Aim for a modern data security approach
Risk, compliance, governance, and security professionals are finally realizing the importance of subjecting sensitive workloads to robust data governance and protection the moment the data begins traversing the data pipeline. Many organizations no longer feel it’s adequate to secure data only once it “settles” in a cloud data warehouse, and know that they must begin safeguarding data at source systems, data transformation subsystems, and analytical stores.
Why current data security approaches are falling short
Most enterprise organizations store their data workloads in the cloud. Unfortunately, this is where the modernization ends for many, as most still rely on traditional data security methods that were built for on-premise environments, where data sources were both small and manageable.
Yet today’s modern data stack is comprised of an explosion of data sources, data consumers, and use cases. Securing data is a primary concern for data and infosec teams as information is no longer limited to what was generated by trusted data consumers or was contained behind their own firewall.
On the other hand, modern architectures are comprised of a hybrid of centralized data infrastructures, disaggregated compute engines, and distributed applications, which makes older approaches to achieving data security untenable. Like the modern data architecture itself, a modern data security approach must be flexible, scalable, and able to support numerous hybrid data ecosystems so that consumers can use multiple data consumption approaches.
Then there are interoperability factors: databases, files, events, and/or APIs may be offered by different vendors, each with their own style and approach to data security. When data is handed-off at various points via ELT (extract, load, transform)/ETL (extract, transform, load) , they each use a specific security posture that oftentimes is not used or known by the others.
Complicating matters further is the lack of common security standards, as traditional products are designed for either operational or analytical data stores and may be unable to interoperate with one another.
Hence, organizations are now rethinking data security by examining the numerous layers of their legacy data stack and determining interoperability, scalability, and security needs without applying any pre-existing assumptions.
The need to implement flexible and scalable data security before data lands in the cloud data warehouse is forcing many data teams to adopt a “shift left” approach to data security where data is safeguarded early in its journey from the source system.
“Shift left” data security defined
Originally designed for software engineers to continuously monitor and test early in software development lifecycles, shift left data security addresses potential data security issues sooner in the data journey. Shift left data governance allows policies to be attached to data workloads as soon as they leave source systems and remain attached all the way to the cloud and to data consumers.

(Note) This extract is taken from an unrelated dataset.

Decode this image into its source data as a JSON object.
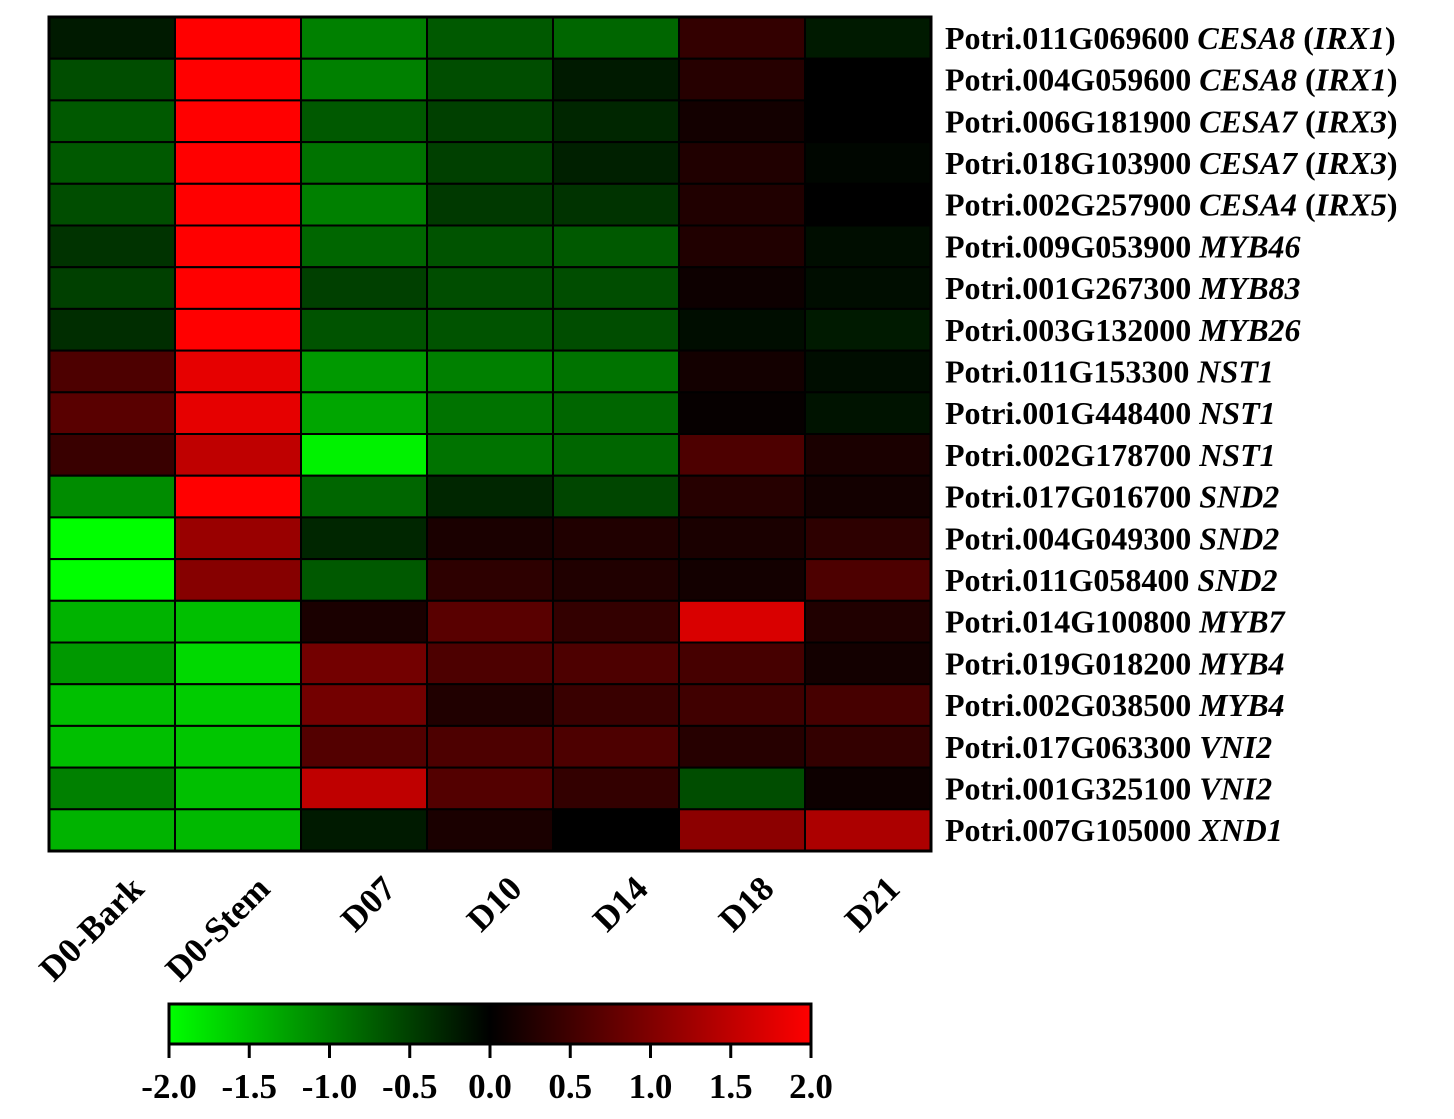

By identifying, preventing, and tackling data governance and security measures earlier, and to the left of the cloud data warehouse, teams can initiate the strong access governance and security capabilities already available on cloud data warehouses and extend them back to data as it leaves source systems. Additionally, it enables data users to ensure the proper policies are attached and applied while data is in motion and at rest.
How to “shift left” data security?
“Shift left” data security has two important components: expanding data observability and establishing comprehensive data governance.
Beginning with data observability, a “shift left” implementation requires that data security become the linchpin before any application is put into production. Instead of being confined to data quality or data reliability, security needs to become another use case application of the underlying data and be unified into the rest of the data observability subsystem. By doing this, data security benefits from the alerts and notifications stemming from data observability offerings.
Data governance platform capabilities typically include business glossaries, catalogs, and data lineage. They also leverage metadata to accelerate and govern analytics. In “shift left” data governance, the same metadata is augmented by data security policies and user access rights to further increase trust and allow appropriate users to access data. Leveraging and establishing comprehensive data observability and governance is the key to data democratization. As a result, these proactive and transparent views over the security of critical data elements will also accelerate application development and improve productivity.
The “shift left” approach for data management is the new north star for data quality, observability, and now data security.
Sensitive and regulated data that is left unprotected before reaching cloud data warehouses means that data is at a high risk of exposure. The concept of data mesh, and initiatives such as data products are pushing the accountability of data to the business domain teams that reside on the left. By applying these “shift left” principles, organizations can supercharge their security and governance by achieving complete regulatory compliance and by allowing faster access to operational data for non-technical users via intuitive self-service.